Businesses spent almost 333 billion Mexican pesos—US$18 billion—on travel in Mexico in 2017, according to BCD Travel analysis of BCD analysis of Tourism Economics data. Domestic travel accounted for 80%, with the remainder evenly split between inbound and outbound international trips. Business travel spending has been strong in recent years—ranging between 10% and 15% growth per year since 2012. The strength of international travel, especially in 2015 and 2016, has masked a steady slowdown in domestic travel spending. That trend is expected to weigh on total business travel spending, which is forecast to rise an average of 6% per year through 2022.
Mexico is Latin America’s second-largest economy (after Brazil) and the world’s sixth-largest emerging market, according to the International Monetary Fund.
- Services now account for almost two-thirds of the country’s economic output; manufacturing makes up a fifth.
- Mexico’s membership in the North American Free Trade Agreement (NAFTA) has made the U.S. its most important trading partner. But this also means the country is highly exposed to economic cycles and policy changes north of its border.
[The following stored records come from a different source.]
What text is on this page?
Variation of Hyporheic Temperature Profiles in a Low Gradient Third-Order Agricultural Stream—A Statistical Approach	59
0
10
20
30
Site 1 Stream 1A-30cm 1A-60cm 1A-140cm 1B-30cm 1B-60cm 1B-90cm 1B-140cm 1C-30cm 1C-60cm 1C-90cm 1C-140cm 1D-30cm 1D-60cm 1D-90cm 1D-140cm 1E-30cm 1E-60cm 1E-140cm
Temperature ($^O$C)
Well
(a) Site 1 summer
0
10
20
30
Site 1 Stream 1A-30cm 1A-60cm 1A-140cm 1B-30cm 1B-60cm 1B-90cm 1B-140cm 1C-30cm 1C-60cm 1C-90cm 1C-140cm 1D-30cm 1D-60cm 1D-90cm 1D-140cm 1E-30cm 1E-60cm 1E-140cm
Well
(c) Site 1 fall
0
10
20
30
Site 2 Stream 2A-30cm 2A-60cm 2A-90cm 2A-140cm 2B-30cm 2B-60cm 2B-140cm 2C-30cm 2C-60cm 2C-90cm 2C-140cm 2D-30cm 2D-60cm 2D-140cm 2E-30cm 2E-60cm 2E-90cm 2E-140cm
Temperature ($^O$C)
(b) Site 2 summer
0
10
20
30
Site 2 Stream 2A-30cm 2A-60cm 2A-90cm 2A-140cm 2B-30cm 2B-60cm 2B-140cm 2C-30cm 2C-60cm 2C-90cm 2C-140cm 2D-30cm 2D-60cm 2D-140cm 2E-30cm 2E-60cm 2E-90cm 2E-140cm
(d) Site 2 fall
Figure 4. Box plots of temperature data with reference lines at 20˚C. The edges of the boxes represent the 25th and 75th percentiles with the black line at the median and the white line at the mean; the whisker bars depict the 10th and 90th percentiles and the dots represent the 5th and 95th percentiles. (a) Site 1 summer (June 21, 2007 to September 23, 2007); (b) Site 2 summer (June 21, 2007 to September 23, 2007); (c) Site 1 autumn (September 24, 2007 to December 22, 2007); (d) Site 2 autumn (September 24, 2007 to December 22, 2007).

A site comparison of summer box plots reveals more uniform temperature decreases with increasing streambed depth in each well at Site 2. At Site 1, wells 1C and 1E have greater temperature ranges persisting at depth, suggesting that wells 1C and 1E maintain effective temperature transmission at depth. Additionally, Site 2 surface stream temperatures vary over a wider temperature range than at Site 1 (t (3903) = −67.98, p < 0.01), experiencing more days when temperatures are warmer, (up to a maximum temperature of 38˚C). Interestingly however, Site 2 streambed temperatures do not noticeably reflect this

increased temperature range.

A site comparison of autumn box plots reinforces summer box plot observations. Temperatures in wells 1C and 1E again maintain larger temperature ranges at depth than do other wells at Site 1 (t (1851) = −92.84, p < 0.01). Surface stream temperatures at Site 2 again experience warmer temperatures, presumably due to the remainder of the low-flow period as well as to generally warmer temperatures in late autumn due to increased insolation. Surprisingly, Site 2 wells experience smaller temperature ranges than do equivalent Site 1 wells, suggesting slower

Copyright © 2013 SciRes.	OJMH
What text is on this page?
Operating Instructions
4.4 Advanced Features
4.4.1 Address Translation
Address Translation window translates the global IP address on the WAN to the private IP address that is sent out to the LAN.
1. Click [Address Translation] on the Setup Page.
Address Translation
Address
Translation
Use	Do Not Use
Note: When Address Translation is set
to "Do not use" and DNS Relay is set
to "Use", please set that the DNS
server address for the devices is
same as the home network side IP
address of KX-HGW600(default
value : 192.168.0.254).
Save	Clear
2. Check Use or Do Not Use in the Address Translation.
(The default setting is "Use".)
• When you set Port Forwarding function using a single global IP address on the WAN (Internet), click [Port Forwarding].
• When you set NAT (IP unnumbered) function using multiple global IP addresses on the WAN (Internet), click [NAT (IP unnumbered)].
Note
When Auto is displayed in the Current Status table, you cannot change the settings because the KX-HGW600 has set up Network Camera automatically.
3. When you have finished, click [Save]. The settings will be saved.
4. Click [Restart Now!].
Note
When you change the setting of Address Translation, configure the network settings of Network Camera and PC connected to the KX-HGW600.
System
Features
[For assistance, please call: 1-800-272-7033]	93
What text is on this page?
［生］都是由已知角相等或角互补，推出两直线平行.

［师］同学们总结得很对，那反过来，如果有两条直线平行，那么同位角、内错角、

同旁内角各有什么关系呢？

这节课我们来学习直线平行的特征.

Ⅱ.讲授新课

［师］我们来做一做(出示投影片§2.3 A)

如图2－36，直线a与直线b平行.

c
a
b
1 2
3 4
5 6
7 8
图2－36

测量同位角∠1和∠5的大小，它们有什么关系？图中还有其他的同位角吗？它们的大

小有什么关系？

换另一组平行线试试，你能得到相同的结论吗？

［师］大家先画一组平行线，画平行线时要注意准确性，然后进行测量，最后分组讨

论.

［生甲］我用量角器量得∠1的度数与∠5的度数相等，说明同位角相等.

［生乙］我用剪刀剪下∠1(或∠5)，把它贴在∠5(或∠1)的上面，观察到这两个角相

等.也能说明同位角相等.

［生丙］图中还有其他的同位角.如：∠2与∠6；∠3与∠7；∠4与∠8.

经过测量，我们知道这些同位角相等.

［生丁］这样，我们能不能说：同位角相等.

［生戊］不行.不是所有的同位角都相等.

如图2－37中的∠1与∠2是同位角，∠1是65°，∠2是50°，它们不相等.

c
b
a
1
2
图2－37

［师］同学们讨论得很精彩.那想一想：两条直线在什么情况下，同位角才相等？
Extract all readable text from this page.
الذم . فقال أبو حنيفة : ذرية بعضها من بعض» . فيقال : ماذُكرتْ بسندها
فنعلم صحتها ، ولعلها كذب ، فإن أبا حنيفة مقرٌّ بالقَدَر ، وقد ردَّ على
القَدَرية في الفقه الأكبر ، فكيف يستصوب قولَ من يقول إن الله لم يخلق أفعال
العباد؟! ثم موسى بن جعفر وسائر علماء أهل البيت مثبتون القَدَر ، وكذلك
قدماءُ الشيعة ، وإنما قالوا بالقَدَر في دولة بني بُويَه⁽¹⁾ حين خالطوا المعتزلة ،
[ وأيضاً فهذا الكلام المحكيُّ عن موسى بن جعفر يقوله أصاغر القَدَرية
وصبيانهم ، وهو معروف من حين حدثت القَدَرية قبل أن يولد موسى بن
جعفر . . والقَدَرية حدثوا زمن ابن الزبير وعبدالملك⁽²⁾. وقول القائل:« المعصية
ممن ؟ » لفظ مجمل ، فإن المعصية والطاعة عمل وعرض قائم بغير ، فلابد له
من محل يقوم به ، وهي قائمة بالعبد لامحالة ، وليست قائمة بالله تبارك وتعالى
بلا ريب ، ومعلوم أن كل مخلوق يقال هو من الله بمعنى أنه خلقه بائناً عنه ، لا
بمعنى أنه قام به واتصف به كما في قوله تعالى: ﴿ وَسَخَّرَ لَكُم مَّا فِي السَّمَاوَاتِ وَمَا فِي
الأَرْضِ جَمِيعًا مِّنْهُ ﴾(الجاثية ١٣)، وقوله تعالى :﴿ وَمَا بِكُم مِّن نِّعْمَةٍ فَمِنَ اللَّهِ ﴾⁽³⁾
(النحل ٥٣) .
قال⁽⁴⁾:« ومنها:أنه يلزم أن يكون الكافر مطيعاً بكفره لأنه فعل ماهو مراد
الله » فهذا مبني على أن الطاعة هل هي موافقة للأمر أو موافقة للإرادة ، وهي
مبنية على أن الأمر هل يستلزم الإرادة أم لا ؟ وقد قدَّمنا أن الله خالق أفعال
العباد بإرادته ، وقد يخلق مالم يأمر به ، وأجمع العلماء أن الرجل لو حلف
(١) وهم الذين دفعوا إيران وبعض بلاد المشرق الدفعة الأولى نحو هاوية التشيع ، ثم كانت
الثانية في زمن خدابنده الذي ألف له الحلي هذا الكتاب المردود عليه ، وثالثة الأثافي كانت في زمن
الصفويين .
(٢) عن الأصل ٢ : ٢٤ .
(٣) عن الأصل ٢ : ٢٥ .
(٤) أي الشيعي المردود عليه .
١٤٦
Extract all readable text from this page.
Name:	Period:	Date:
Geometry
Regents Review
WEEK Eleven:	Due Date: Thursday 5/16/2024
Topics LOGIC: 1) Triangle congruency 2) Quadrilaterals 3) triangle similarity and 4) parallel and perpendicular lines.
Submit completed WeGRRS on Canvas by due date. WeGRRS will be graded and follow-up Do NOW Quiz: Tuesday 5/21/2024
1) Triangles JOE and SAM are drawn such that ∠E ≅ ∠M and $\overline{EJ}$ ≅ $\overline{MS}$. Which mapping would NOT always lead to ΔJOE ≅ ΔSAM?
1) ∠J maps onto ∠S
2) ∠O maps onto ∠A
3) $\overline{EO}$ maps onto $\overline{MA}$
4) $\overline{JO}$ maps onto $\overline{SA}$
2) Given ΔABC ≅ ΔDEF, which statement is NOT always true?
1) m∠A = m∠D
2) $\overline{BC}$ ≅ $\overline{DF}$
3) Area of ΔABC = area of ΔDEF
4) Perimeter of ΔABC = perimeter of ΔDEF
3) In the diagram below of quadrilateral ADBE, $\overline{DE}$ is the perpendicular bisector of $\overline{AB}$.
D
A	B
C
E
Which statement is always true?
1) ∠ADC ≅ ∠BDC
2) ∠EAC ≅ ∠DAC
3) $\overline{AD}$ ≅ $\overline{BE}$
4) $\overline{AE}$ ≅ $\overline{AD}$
- Oxford Economics predicts economic growth of 2.2% in 2018, as business investment increases and global trade improves. These upward trends should offset lackluster domestic consumer spending and reduced remittances coming into the country from Mexicans working abroad.
International travel has grown, on average, 5.3% per year since 2012. Arrivals and departures have expanded at similar rates.
- Travel is set average 2.5% growth per year through 2022, retaining the parallels in arrivals and departures.
- The U.S. dominates international travel, accounting for 84% of both arrivals and departures. A revised air services agreement enabled more flights between Mexico and the U.S, and the increased competition is putting pressure on airline yields.
- Grupo Aeromexico is Mexico’s largest airline; it combines Aeromexico and the regional carrier Aeromexico Connect. Three rapidly expanding low-cost carriers, Volaris, InterJet and Viva Aerobus, are fueling competition. Aeromexico is responding with new fares aimed at ultra-price-sensitive travelers.
Between 2011 and 2016, the number of star-rated hotels increased 22% to almost 13,500, according to Mexico’s Secretariat of Tourism.
- Local company Posada is the country’s leading chain, with a portfolio of 150 hotels spread across economy, midscale, upscale and upper upscale service tiers. IHG is the leading global chain with 119 hotels in Mexico.
- Oxford Economics reported over a 25% increase in hotel demand between 2012 and 2017.
- Hotel rates increased steadily in 2017, despite disruption caused by an earthquake that hit Mexico City in September. BCD Travel’s 2018 Industry Forecast predicts hotel rates will rise between 1% and 3% in Mexico this year.